The distance between the pull box and the new panel isn't critical, if
you want to locate the new panel 6' away that's perfectly fine. Don't
use the old fuse panel as a pull box, spend the $20 for a new one, the
inspector will be much happier with it. As with any pull box or junction
box, it has to be accessible, so you can't bury it behind sheetrock in
your finished space. You can get oversized covers for the pull box that
will overlap the sheetrock for a flush / finished appearance.

Pete C.


>
>
> > New CB panel (w/new service wiring) installed next to existing fusebox.
> Fusebox and CB panel connected together with 1 or more large (2"?) pieces
> of EMT.
>
> > The guts (fuses, sockets, etc. but not wires) of the fusebox were removed,
> effectively turning it into a junction box. Short
> > wires were run from the CB panel thru the EMT into the ex-fusebox and
> spliced to the existing wiring going to the rest of the
> > house.
> >
> > Eric Law
> >

Posted by RichK on July 27, 2007, 4:37 pm
Thanks for your help Pete C,



> Don't use the old fuse panel as a pull box, spend the $20 for a new one,
the
> inspector will be much happier with it.

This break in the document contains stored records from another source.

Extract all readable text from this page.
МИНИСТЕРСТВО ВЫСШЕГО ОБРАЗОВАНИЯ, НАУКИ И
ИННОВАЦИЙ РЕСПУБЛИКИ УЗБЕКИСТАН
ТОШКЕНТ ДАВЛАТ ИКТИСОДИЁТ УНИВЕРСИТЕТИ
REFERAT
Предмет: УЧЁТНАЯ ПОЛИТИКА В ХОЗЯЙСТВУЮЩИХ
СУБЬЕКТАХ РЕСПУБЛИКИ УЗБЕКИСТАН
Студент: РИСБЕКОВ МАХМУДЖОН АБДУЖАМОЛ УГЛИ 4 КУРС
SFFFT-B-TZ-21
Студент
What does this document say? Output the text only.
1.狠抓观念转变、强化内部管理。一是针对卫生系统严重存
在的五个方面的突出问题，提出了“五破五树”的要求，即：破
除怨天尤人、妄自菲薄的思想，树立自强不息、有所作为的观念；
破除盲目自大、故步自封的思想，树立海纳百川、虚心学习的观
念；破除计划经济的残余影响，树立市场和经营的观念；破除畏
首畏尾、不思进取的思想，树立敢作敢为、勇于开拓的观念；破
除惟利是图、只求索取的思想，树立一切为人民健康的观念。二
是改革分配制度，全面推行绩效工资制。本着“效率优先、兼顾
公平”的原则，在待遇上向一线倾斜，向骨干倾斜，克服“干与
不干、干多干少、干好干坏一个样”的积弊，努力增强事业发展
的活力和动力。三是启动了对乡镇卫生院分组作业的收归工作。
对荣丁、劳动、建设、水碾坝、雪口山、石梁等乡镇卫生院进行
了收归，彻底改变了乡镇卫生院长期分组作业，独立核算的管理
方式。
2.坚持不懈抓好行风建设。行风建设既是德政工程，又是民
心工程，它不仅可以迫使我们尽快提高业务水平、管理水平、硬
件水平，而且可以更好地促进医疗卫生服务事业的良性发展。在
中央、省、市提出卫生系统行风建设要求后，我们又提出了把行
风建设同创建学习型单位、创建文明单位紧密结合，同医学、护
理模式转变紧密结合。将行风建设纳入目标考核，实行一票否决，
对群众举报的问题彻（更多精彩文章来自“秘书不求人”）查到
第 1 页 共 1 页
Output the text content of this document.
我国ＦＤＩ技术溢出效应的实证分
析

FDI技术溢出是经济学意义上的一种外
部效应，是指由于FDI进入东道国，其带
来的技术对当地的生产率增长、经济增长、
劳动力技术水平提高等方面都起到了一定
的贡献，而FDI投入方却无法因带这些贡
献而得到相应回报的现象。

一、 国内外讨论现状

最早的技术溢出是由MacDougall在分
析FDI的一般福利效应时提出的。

So would I :-) In the case in point there are already two fuse boxes, one
being an adder for A/C. So I want to consolidate. Am also assuming that a
pull box might be a bit smaller.

> You can get oversized covers for the pull box that will overlap the
sheetrock for a flush / finished appearance.

That sounds even better.

Am also curious, as to the requirement for the neutrals running separately
from pull box to new panel. Obviously less work to run just one, as with
the ground.

Regards,

RichK






Posted by Pete C. on July 28, 2007, 3:41 am
RichK wrote:
>
> Thanks for your help Pete C,
>
>
> > Don't use the old fuse panel as a pull box, spend the $20 for a new one,
> the
> > inspector will be much happier with it.
>
> So would I :-) In the case in point there are already two fuse boxes, one
> being an adder for A/C. So I want to consolidate. Am also assuming that a
> pull box might be a bit smaller.
>
> > You can get oversized covers for the pull box that will overlap the
> sheetrock for a flush / finished appearance.
>
> That sounds even better.
>
> Am also curious, as to the requirement for the neutrals running separately
> from pull box to new panel. Obviously less work to run just one, as with
> the ground.
>
> Regards,
>
> RichK

I Don't have a code reference handy, but an obvious reason for separate
neutrals is that for GFCI circuit breakers if used and the AFCI circuit
breakers now required for circuits serving bedrooms, the circuit neutral
is required to run through the breaker so that the breaker circuitry can
make measurements of neutral current.

Posted by BillGill on July 28, 2007, 9:20 am
RichK wrote:
> Thanks for your help Pete C,

>
> Am also curious, as to the requirement for the neutrals running separately
> from pull box to new panel. Obviously less work to run just one, as with
> the ground.
>
> Regards,
>
> RichK
>
>
>
>
>

The obvious to me answer is that if you use just one
neutral all of the current from all of the circuits
winds up running through that one piece of wire. This
could easily lead to an overload condition.

Bill Gill

Posted by Stormin Mormon on July 28, 2007, 8:12 pm
With 220 volt feed to the house, it's very possible that if each
"leg" was running the same amperage, you'd have zero amps in the
neutral. So, the neutral is only for the imbalance.

--

Christopher A. Young
You can't shout down a troll.
You have to starve them.
.


:
: The obvious to me answer is that if you use just one
: neutral all of the current from all of the circuits
: winds up running through that one piece of wire. This
: could easily lead to an overload condition.